Серов оставил после себя огромную галерею портретов наших современников и в этих портретах рассказал о своей эпохе, пожалуй, больше, чем сказали многие книги. Каждый его портрет – почти биография. Не знаю, жив ли и где теперь мой портрет его работы, находившийся в Художественном кружке в Москве? Сколько было пережито мною хороших минут в обществе Серова! Часто после работы мы часами блуждали с ним по Москве и беседовали, наблюдая жизнь столицы. Запомнился мне, между прочим, курьезный случай. Он рисовал углем мой портрет. Закончив работу, он предложил мне погулять. Это было в пасхальную ночь, и часов в двенадцать мы пробрались в храм Христа Спасителя, теперь уже не существующий. В эту заутреню мы оказались большими безбожниками, несмотря на все духовное величие службы. «Отравленные» театром, мы увлечены были не самой заутреней, а странным ее «мизансценом». Посредине храма был поставлен какой-то четырехугольный помост, на каждый угол которого подымались облаченные в ризы дьяконы с большими свечами в руках и громогласно, огромными трубными голосами, потряхивая гривами волос, один за другим провозглашали молитвы. А облаченный архиерей маленького роста с седенькой небольшой головкой, смешно торчавшей из пышного облачения, взбирался на помост с явным старческим усилием, поддерживаемый священниками. Нам отчетливо казалось, что оттуда, откуда торчит маленькая головка архиерея, идет и кадильный дым. Не говоря ни слова друг другу, мы переглянулись. А потом увидели: недалеко от нас какой-то рабочий человек, одетый во все новое и хорошо причесанный с маслом, держал в руках зажженную свечку и страшно увлекался зрелищем того, как у впереди него стоящего солдата горит сзади на шинели ворс, «религиозно» им же поджигаемый… Мы снова переглянулись и поняли, что в эту святую ночь мы не молельщики…»
В 1890-х гг. здесь жил «отец русской урологии» Федор Иванович Синицын (1835–1907), профессор медицины Московского университета по кафедрам хирургической патологии и мочеполовых болезней. С именем ученого связана борьба за выделение урологии в самостоятельную дисциплину с обязательным преподаванием в университете. Синицын владел выдающимся даром лектора. Его выступления вызывали огромный интерес коллег и студентов, проходили при переполненных аудиториях без перерыва, по два с половиной часа. Ему принадлежит ряд научных работ, среди которых «Переливание крови у людей», «Письмо об успехах хирургии в Германии», «Оценка промежкостного и высокого сечения при камнях мочевого пузыря», «Врожденное уродство стопы».

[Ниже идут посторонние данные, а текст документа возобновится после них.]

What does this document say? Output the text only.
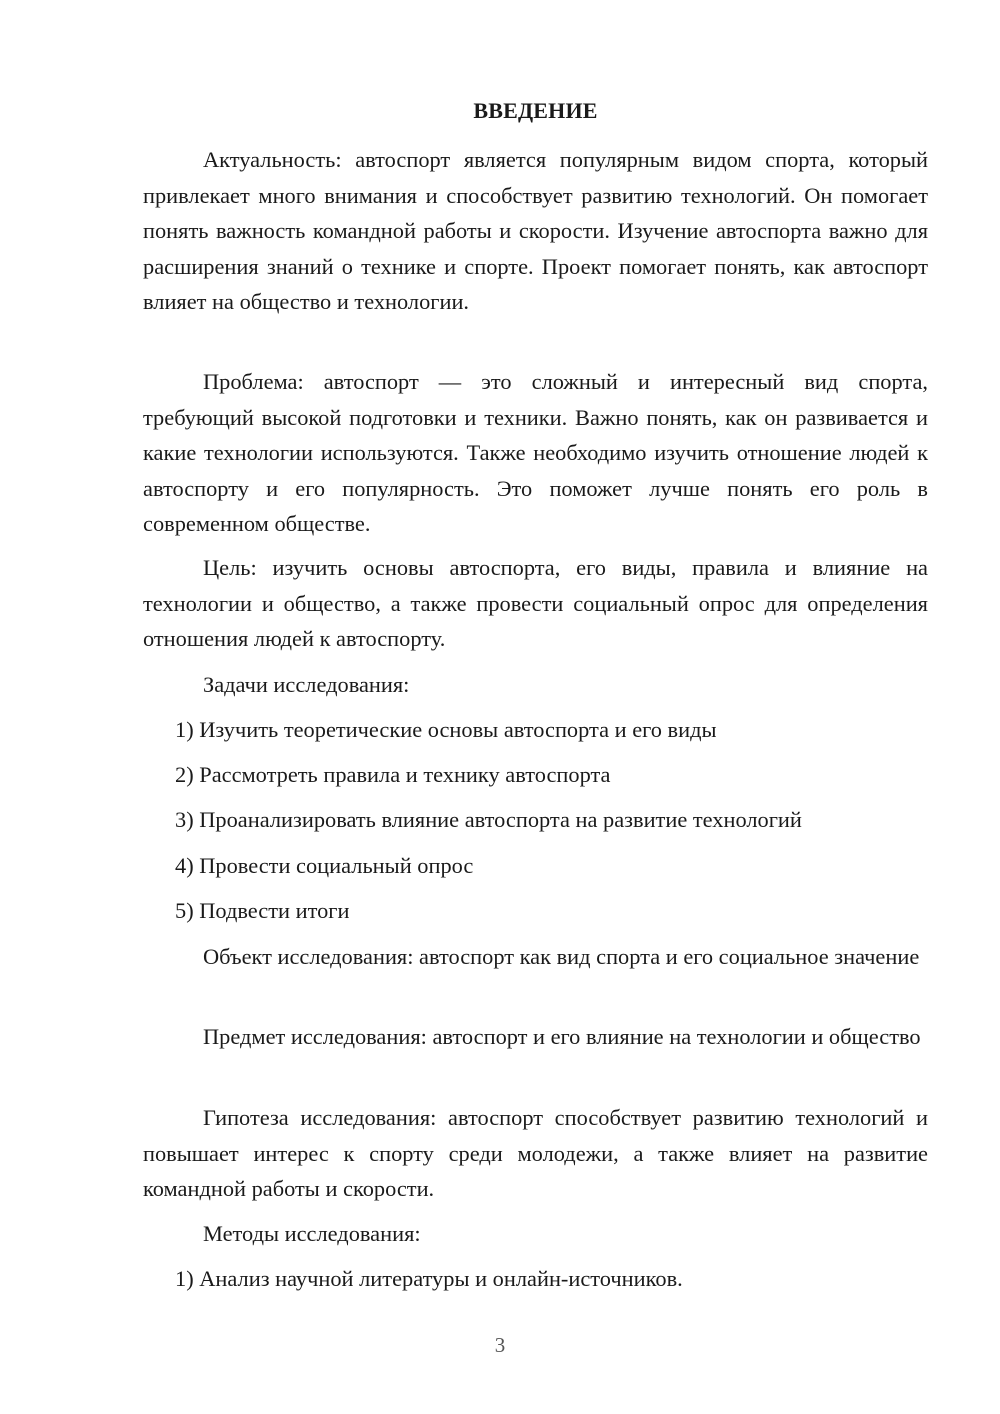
ВВЕДЕНИЕ

Актуальность: автоспорт является популярным видом спорта, который привлекает много внимания и способствует развитию технологий. Он помогает понять важность командной работы и скорости. Изучение автоспорта важно для расширения знаний о технике и спорте. Проект помогает понять, как автоспорт влияет на общество и технологии.

Проблема: автоспорт — это сложный и интересный вид спорта, требующий высокой подготовки и техники. Важно понять, как он развивается и какие технологии используются. Также необходимо изучить отношение людей к автоспорту и его популярность. Это поможет лучше понять его роль в современном обществе.

Цель: изучить основы автоспорта, его виды, правила и влияние на технологии и общество, а также провести социальный опрос для определения отношения людей к автоспорту.

Задачи исследования:

1) Изучить теоретические основы автоспорта и его виды

2) Рассмотреть правила и технику автоспорта

3) Проанализировать влияние автоспорта на развитие технологий

4) Провести социальный опрос

5) Подвести итоги

Объект исследования: автоспорт как вид спорта и его социальное значение

Предмет исследования: автоспорт и его влияние на технологии и общество

Гипотеза исследования: автоспорт способствует развитию технологий и повышает интерес к спорту среди молодежи, а также влияет на развитие командной работы и скорости.

Методы исследования:

1) Анализ научной литературы и онлайн-источников.

3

В 80-х гг. XIX в. в доме жил артист А.П. Ленский (1847–1908), «гениальный педагог» и «гениальный мастер сцены» (по словам В.Э. Мейерхольда). Ленский – это псевдоним, а настоящая его фамилия по матери – Вервициотти. Почему по матери – потому что он был внебрачным сыном князя Павла Ивановича Гагарина от гастролировавшей по России итальянской певицы Ольги Вервициотти. И естественно, что фамилию отца он взять не мог (вот как интересно получается – и у Живокини были итальянские корни).
Александр Павлович Ленский дебютировал в 1865 г., а с 1876 г. служил в Малом театре, став впоследствии одним из его ведущих артистов, а в конце жизни – главным режиссером. И сейчас еще вспоминают его как одного из лучших исполнителей роли Фамусова, которого он играл на протяжении двух десятилетий.